Q. 見知らぬ人の家についていくことを許してもらうには、どうしたのですか?
本当にその場所に興味があることを伝えました。「本当に好きなんです」「見たいんです」という気持ちを素直に伝えることが大切です。相手の気持ちを最優先にして接することが重要だと思います。
伝わるプレゼンの極意
Q. 企画を通すためのプレゼンではどんなことを意識していますか?
圧倒的な量を準備することと、シンプルにすることを意識していました。「家、ついていっていいですか?」の企画書もすごくシンプルでした。複雑なことを紙で説明する時は、なるべくシンプルにして、視覚的にイメージしやすくしています。例えば、企画書に夜中のタクシーの写真を大きく貼ったり、「世界の果てにひろゆき置いてきた」という番組では砂漠の写真にひろゆきさんをポツンと小さく配置したりしました。
アベマTVの藤田進さんは企画書を2.8秒くらいで見るんです。忙しいから月1回30分の会議しかなく、その中で多くの企画を見るため、2000文字も書いたら読まれません。テレビ東京の編成も同じで、すごい速度でページをめくっていました。だから少なく、ビジュアルに訴えるようにしなければなりません。
Q. 愛される話し方の特徴はありますか?
出演していただいた方には「話して良かった」と思ってもらえるようにしています。その人のネガティブな面も引き出さなければいけないこともありますが、最終的には「ここで話せて良かった」と思ってもらって帰れるようにしたいです。そのためには相手を好きになることを徹底しています。これは装っているのではなく、話しているうちに本当に好きになっています。また、嘘をつかないようにしています。社会的に正しいと思われていることでも、自分が違うと思ったら同意せず、嘘はつかないようにしています。
Q. 人の心を掴むプレゼンで大切なことは何ですか?
見る側の気持ちを考えることです。相手にとって何が必要で、どうしたら内容が伝わるかを常に考えています。例えば企画書は見る人の立場になって、短時間で理解できるように作る必要があります。また、相手の魅力を引き出したいという気持ちを持つことも大切です。その人のどんな面も描き出しながら、魅力を拾い上げようとする姿勢があれば、ネガティブなことを聞いても相手は受け入れてくれます。
テレビマンの視点と伝わる表現の極意
Q. 伝わらなかった経験はありますか?
視聴率が悪い番組は伝わっていなかったということだと思います。
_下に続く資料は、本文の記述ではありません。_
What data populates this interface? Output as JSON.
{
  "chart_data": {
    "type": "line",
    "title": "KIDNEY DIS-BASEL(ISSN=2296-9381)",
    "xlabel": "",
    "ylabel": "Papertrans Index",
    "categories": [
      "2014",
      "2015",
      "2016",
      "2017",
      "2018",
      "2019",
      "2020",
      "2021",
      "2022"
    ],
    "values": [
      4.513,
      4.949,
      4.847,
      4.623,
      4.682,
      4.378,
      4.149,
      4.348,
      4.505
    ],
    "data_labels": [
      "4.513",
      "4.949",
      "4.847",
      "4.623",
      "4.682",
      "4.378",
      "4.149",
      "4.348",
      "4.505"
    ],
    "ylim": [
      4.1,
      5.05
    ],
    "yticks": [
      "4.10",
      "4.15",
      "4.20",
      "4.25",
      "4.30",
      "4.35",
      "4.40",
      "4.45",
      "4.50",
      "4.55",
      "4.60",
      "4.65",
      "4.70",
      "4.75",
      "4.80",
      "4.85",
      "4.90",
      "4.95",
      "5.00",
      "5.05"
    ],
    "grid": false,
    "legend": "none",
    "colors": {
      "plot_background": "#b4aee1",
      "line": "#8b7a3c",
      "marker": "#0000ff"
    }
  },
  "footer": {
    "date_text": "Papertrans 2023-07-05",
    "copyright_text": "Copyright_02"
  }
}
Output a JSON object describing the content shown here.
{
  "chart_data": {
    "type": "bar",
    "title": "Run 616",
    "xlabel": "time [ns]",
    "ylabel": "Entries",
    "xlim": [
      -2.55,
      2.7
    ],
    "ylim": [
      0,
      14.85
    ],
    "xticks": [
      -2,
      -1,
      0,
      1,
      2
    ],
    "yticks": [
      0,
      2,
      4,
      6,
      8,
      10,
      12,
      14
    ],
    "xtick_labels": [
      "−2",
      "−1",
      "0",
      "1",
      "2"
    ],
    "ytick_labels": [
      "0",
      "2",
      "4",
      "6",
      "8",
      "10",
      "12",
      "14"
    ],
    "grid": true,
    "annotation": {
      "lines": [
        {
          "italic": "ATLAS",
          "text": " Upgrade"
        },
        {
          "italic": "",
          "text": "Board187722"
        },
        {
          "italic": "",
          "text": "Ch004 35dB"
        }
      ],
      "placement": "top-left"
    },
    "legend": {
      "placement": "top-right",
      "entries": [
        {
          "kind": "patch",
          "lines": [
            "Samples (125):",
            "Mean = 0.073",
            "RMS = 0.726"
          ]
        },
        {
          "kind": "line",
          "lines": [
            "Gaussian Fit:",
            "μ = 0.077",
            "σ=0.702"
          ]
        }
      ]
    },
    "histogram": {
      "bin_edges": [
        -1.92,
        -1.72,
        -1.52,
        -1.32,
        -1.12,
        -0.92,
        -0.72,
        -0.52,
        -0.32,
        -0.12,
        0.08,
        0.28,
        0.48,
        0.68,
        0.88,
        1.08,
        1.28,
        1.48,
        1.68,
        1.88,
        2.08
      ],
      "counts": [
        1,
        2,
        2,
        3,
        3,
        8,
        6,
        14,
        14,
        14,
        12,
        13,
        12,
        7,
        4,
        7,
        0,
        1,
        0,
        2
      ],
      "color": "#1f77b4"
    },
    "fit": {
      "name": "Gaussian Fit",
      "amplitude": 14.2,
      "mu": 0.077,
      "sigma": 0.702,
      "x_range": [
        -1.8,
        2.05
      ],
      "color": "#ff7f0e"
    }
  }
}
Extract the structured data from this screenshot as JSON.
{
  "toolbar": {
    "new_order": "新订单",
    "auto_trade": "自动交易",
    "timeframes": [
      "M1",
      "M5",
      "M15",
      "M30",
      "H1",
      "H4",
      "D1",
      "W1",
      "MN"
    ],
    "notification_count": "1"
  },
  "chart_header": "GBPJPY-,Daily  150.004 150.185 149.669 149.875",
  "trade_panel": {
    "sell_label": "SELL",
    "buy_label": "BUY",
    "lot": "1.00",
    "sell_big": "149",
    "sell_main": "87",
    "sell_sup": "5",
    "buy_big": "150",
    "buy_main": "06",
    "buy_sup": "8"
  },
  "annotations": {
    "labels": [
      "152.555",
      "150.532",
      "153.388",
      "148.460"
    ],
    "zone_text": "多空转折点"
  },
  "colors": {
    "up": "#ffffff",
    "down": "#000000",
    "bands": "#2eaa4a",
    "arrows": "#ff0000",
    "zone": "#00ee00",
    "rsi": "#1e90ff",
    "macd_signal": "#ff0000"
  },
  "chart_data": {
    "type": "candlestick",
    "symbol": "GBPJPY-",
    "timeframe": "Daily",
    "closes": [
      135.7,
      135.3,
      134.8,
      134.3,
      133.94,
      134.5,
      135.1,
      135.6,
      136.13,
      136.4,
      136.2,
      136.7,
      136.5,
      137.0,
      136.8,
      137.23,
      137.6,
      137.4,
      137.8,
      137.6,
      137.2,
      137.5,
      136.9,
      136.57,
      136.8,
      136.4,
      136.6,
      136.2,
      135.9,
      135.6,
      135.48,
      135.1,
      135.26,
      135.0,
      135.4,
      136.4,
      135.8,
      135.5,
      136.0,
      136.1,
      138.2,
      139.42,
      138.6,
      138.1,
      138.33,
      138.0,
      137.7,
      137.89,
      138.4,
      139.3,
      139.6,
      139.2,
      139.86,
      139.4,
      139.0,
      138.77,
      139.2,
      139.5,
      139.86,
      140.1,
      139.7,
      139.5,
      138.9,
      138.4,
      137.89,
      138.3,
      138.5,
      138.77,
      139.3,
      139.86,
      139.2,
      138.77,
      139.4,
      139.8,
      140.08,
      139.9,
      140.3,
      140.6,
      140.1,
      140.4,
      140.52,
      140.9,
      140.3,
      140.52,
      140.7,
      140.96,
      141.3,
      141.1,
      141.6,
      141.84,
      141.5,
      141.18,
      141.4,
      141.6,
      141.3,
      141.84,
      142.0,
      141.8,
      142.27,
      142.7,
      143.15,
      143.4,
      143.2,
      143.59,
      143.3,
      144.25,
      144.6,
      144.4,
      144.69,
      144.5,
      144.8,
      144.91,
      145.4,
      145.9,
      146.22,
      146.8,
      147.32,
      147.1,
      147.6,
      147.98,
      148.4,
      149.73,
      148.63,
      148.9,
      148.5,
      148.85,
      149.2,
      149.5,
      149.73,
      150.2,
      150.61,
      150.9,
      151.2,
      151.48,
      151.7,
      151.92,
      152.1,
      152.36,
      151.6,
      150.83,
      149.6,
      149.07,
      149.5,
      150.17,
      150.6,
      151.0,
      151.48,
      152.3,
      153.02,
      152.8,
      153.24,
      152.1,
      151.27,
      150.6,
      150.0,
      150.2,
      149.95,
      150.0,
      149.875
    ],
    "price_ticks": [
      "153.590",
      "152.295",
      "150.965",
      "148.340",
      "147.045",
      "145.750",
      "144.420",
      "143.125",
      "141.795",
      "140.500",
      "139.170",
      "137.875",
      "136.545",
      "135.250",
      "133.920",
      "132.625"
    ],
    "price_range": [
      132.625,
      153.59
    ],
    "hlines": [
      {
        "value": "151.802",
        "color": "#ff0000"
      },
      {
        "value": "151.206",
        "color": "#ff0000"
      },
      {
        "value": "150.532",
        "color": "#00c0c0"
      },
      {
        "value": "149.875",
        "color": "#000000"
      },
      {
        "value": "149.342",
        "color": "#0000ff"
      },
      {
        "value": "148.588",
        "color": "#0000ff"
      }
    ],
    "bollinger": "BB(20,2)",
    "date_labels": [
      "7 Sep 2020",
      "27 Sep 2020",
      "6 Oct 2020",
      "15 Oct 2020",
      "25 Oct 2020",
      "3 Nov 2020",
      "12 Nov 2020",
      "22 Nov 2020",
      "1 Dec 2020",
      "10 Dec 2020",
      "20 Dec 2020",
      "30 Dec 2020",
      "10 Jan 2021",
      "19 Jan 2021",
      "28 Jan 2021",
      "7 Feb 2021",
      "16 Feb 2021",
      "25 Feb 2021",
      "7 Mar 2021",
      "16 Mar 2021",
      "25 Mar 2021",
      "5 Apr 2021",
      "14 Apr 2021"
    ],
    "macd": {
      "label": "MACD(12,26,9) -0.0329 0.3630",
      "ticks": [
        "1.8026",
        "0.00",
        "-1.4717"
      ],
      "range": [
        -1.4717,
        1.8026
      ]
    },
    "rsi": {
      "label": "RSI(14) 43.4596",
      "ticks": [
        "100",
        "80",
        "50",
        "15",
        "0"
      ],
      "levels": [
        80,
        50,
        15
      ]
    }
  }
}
自分が面白いと思っても視聴率が悪かった企画はたくさんあります。例えば私は鉄道が好きで「乗り物天国」という企画をやったことがありますが、視聴率は悪かった。自分が面白いと思う鉄道の魅力を伝えられなかったのでしょう。逆に「家、ついていっていいですか?」は広く見られ、伝わったと感じています。
Q. インタビューで心がけていることはありますか?
相手の魅力を引き出すことを第一に考えています。例えばフィギュアスケート選手が泣いている理由を聞く場合でも、単に泣いた理由を知りたいのではなく、その人の悔しさや今後の思いなど、魅力を引き出したいという気持ちがあります。視聴者にその人のことを理解してほしい、良く思ってほしいという思いで接すれば、多少厳しい質問をしても受け入れてもらえると思います。
Q. 最後に、伝わる話し方のコツを教えてください。

まず、相手を好きになること。そして嘘をつかないこと。また、視聴者を常に意識し、どうすれば伝わるかを考え続けることです。大事なことは繰り返し、様々な角度から伝えること。そして何より、伝えたいという強い思いを持つことが大切です。結局のところ、自分が心から伝えたいと思うメッセージは、きっと相手にも届くものです。